Breasts sag? Don't blame breast-feeding


BEIJING, Nov. 03-2007.


Having a lot of babies might, but breast-feeding them is not what makes a woman's breasts sag, a new study suggests.


"A lot of times, if a woman comes in for a breast lift or a breast augmentation, she'll say 'I want to fix what breast-feeding did to my breasts,'" said University of Kentucky plastic surgeon Brian Rinker. So he decided to study any possible connection.


Rinker and his colleagues interviewed 132 women who came in for breast lifts or augmentation between 1998 and 2006.


The women were 39 years old on average, and 93 percent had been through at least one pregnancy. Among the mothers, 58 percent had breast-fed at least one of their children. The average duration of breast-feeding was nine months.


The researchers evaluated the womens' medical history; body mass index (BMI), pre-pregnancy bra cup size and smoking status.


The results of the study, presented this week at a conference of the American Society of Plastic Surgeons, showed no difference in the degree of breast ptosis (or sagging) between women who breast-fed and those who didn't.


The main factors that did affect sagging were age, smoking status and the number of pregnancies a woman has had.

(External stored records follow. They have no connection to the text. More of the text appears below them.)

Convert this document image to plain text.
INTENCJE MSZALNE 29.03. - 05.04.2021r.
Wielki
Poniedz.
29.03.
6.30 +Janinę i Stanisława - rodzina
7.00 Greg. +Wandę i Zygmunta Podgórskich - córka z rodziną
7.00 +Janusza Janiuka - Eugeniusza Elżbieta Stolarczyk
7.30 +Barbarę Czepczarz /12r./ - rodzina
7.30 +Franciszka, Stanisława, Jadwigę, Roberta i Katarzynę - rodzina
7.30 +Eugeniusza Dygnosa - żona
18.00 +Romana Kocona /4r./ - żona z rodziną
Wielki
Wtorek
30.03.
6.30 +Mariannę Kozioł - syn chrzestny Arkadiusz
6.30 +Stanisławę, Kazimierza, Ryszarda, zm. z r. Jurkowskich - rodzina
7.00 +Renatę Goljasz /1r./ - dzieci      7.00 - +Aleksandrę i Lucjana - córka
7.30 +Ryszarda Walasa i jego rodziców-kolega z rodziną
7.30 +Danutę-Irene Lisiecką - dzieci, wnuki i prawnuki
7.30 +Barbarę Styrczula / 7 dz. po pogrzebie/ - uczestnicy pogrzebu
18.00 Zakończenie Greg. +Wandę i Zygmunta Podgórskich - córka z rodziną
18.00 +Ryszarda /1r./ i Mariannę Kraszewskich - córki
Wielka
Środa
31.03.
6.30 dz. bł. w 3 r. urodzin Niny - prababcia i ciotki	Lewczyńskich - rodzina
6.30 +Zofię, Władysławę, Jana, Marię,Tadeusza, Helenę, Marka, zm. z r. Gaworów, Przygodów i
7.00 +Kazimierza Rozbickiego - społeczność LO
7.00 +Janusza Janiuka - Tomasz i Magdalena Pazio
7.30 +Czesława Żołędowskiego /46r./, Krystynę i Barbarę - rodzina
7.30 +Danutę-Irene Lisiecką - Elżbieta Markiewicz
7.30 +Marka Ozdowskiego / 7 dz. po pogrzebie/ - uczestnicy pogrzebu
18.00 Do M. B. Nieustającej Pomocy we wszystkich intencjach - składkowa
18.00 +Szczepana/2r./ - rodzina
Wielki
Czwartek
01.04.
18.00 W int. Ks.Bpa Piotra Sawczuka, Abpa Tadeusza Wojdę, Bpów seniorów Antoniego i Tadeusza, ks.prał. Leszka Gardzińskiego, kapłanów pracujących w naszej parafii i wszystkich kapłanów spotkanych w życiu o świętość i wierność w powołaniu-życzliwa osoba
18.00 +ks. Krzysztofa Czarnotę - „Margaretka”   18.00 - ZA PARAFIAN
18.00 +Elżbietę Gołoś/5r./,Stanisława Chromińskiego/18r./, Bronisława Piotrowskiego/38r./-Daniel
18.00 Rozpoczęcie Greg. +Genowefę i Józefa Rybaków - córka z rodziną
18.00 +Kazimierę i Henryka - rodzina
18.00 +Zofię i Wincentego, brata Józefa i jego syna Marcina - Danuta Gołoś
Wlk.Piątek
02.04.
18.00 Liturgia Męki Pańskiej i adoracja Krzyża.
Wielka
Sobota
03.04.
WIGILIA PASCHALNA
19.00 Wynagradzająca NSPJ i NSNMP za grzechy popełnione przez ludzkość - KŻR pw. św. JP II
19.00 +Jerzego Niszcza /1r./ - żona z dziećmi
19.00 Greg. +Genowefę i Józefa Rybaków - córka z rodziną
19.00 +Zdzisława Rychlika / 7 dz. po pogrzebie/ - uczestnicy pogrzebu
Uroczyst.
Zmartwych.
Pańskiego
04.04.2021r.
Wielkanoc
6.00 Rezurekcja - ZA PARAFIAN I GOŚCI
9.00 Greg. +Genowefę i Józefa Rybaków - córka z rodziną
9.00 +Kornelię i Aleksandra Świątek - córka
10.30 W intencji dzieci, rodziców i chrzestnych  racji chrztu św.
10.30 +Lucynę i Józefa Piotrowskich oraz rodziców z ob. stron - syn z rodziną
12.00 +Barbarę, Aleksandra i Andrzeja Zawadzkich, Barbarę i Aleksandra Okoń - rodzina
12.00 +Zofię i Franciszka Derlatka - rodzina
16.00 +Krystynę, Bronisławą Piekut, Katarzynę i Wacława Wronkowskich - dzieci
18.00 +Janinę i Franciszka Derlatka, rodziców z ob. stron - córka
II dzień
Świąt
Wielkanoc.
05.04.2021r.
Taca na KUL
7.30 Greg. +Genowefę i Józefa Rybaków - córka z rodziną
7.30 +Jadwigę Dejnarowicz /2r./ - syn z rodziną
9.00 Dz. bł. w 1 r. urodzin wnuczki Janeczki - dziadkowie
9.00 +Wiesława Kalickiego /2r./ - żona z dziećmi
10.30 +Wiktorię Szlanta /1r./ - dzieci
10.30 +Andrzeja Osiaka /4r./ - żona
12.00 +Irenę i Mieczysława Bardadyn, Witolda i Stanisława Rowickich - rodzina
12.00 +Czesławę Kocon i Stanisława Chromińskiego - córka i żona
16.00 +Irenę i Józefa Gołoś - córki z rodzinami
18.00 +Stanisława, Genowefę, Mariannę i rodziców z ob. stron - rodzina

Rinker noted that the smoking connection made sense because "smoking breaks down a protein in the skin called elastin, which gives youthful skin its elastic appearance and supports the breast."


Pregnancy also "has a very strong contribution to breast ptosis (sagging)," Rinker said in an email interview. "In fact, our study showed that those negative effects increase with each pregnancy."